Nach eigenen Angaben hat der Iran eine verbesserte Version einer Mittelstreckenrakete getestet. Ein hochrangiger Armeekommandeur sagte der Agentur Tasnim, dass die vor zwei Wochen getestete Rakete eine Reichweite von 2000 Kilometern habe, aber noch treffgenauer als die Vorgängermodelle sei.

Angaben zu Raketentests können im Iran meistens nicht unabhängig überprüft werden, da sie alle ohne neutrale Beobachter stattfinden. Im Westen bestand immer die Sorge, der Iran könnte mit seinen Schahab-3-Raketen, die eine Reichweite von 2000 Kilometern haben sollen, Erzfeind Israel angreifen. Präsident Hassan Ruhani aber betont wiederholt, dass der Iran kein Land in der Region angreifen wolle und das Militärpotenzial nur der Verteidigung diene.

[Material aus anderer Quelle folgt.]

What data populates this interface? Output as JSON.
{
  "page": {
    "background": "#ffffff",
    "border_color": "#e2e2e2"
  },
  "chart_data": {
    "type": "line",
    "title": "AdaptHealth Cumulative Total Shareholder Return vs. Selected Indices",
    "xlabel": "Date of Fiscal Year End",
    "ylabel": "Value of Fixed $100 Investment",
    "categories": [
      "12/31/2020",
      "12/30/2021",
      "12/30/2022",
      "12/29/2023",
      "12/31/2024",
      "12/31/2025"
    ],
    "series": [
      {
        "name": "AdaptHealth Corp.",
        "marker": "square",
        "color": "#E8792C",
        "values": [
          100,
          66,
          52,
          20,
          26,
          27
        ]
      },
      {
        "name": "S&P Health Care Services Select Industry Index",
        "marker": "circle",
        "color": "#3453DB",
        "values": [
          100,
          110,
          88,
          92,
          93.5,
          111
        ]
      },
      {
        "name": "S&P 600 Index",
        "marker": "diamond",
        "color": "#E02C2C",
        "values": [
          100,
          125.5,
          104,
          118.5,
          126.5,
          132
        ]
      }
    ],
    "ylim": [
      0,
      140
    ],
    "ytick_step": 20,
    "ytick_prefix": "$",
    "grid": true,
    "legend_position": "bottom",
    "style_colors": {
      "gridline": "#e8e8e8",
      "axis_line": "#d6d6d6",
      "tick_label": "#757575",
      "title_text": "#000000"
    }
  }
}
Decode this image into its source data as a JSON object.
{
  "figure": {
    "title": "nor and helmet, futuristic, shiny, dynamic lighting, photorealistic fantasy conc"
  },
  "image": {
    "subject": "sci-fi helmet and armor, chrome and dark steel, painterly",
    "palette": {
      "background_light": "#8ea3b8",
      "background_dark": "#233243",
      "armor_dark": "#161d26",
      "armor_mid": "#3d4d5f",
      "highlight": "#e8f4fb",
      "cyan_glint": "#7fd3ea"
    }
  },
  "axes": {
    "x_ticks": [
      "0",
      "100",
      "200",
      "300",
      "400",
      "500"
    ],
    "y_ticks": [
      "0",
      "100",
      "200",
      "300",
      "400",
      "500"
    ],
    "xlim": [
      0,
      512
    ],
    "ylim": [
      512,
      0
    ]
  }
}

Diese Befürchtungen haben nach der Umsetzung des Atomabkommens Mitte Januar zwischen dem Iran und dem Westen auch abgenommen. Trotzdem gab es im März erneut heftige Diskussionen um Raketentests im Iran. Auf zwei der von den Revolutionsgarden getesteten Mittelstreckenraketen stand auf Hebräisch "Israel muss ausradiert werden".